Can I freeze leftovers?
Yup! Just make sure it’s in an airtight container. When you’re ready to eat, reheat it in the oven for best results.

What can I serve with eggplant Parmesan?
It goes great with a side salad, garlic bread, or even over pasta — whatever floats your boat!

📌 Pin this recipe for your next cozy dinner night!

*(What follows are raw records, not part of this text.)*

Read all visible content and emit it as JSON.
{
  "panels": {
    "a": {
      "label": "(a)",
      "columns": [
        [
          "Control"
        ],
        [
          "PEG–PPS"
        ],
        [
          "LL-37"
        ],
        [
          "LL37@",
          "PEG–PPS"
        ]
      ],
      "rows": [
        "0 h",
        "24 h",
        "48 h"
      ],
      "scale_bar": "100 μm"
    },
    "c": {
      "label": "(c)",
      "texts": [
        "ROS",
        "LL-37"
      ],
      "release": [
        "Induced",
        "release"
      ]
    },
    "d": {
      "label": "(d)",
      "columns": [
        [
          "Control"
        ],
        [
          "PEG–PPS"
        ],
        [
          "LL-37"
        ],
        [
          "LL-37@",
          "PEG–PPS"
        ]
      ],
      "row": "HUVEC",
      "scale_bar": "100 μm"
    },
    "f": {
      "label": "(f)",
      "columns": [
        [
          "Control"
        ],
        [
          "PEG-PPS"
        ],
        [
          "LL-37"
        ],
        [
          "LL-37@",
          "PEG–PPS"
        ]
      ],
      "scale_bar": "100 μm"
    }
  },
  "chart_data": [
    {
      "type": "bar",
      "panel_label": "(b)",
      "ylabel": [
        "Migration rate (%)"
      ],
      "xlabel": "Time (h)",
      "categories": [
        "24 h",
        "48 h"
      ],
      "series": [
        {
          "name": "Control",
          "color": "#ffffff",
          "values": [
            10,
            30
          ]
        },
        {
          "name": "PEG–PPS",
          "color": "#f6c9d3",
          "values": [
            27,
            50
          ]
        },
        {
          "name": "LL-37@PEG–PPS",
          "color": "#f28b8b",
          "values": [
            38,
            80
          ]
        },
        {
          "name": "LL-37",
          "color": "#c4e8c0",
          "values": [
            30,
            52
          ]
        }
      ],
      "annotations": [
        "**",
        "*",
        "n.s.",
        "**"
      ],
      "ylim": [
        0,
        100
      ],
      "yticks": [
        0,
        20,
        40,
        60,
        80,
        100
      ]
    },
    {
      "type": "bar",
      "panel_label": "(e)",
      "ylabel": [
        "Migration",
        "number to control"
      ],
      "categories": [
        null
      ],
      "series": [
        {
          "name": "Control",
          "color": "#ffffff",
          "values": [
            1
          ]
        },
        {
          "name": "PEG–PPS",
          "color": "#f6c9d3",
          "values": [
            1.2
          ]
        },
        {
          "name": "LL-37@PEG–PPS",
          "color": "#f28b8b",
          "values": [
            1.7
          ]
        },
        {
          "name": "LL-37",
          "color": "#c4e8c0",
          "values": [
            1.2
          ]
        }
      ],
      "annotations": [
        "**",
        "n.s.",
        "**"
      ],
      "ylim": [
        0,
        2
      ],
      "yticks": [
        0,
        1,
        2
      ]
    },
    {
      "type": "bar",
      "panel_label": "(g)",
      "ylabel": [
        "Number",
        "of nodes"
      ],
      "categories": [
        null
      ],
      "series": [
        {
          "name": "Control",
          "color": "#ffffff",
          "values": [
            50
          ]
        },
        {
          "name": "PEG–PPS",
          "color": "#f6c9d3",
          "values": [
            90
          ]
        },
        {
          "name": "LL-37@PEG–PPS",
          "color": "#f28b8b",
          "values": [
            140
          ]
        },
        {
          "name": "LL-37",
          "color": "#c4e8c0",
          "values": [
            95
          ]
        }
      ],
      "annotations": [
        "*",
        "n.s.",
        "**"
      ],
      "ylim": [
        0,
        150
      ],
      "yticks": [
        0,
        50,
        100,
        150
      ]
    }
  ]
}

Delicious crispy baked eggplant parmesan served with marinara sauce

Crispy Baked Eggplant Parmesan

Crispy Baked Eggplant Parmesan is a game changer — packed with flavor, a delightful crunch, and a family-friendly meal perfect for busy weeknights.
Prep Time 30 minutes
Cook Time 50 minutes
Total Time 1 hour 20 minutes
Servings: 6 servings
Course: Dinner, Main Course
Cuisine: Italian
Calories: 350

Ingredients
  

Main ingredients
  • 2 medium eggplants Slice into 1/4 inch thick rounds.
  • 1 cup breadcrumbs Panko breadcrumbs can be used for extra crunch.
  • 1/2 cup grated Parmesan cheese
  • 2 cups marinara sauce
  • 2 cups shredded mozzarella cheese Can be substituted with provolone or feta.
  • 2 large eggs Beaten for dipping.
  • Salt and pepper To taste.
  • Olive oil For drizzling.
  • Fresh basil For garnish (optional).

Method
 

Preparation
  1. Preheat your oven to 400°F (200°C).
  2. Slice the eggplants into 1/4 inch thick rounds and sprinkle them with salt. Let them sit for about 30 minutes to draw out moisture. Pat dry with paper towels.
  3. In a bowl, beat the eggs. In another bowl, mix breadcrumbs and Parmesan cheese.
  4. Dip each eggplant slice in the egg, then coat with the breadcrumb mixture.
  5. Place the coated slices on a baking sheet lined with parchment paper and drizzle with olive oil.
Baking
  1. Bake for 25 minutes, flipping halfway through, until golden and crispy.
  2. In a baking dish, layer marinara sauce, baked eggplant, and mozzarella cheese. Repeat layers, finishing with cheese on top.
  3. Bake for an additional 20-25 minutes or until the cheese is bubbly and golden.
  4. Let it cool for a few minutes, garnish with fresh basil, and serve.

Notes

For best results, allow eggplant to sweat with salt to avoid sogginess. Store leftovers in the refrigerator for up to 4 days or freeze for 3 months.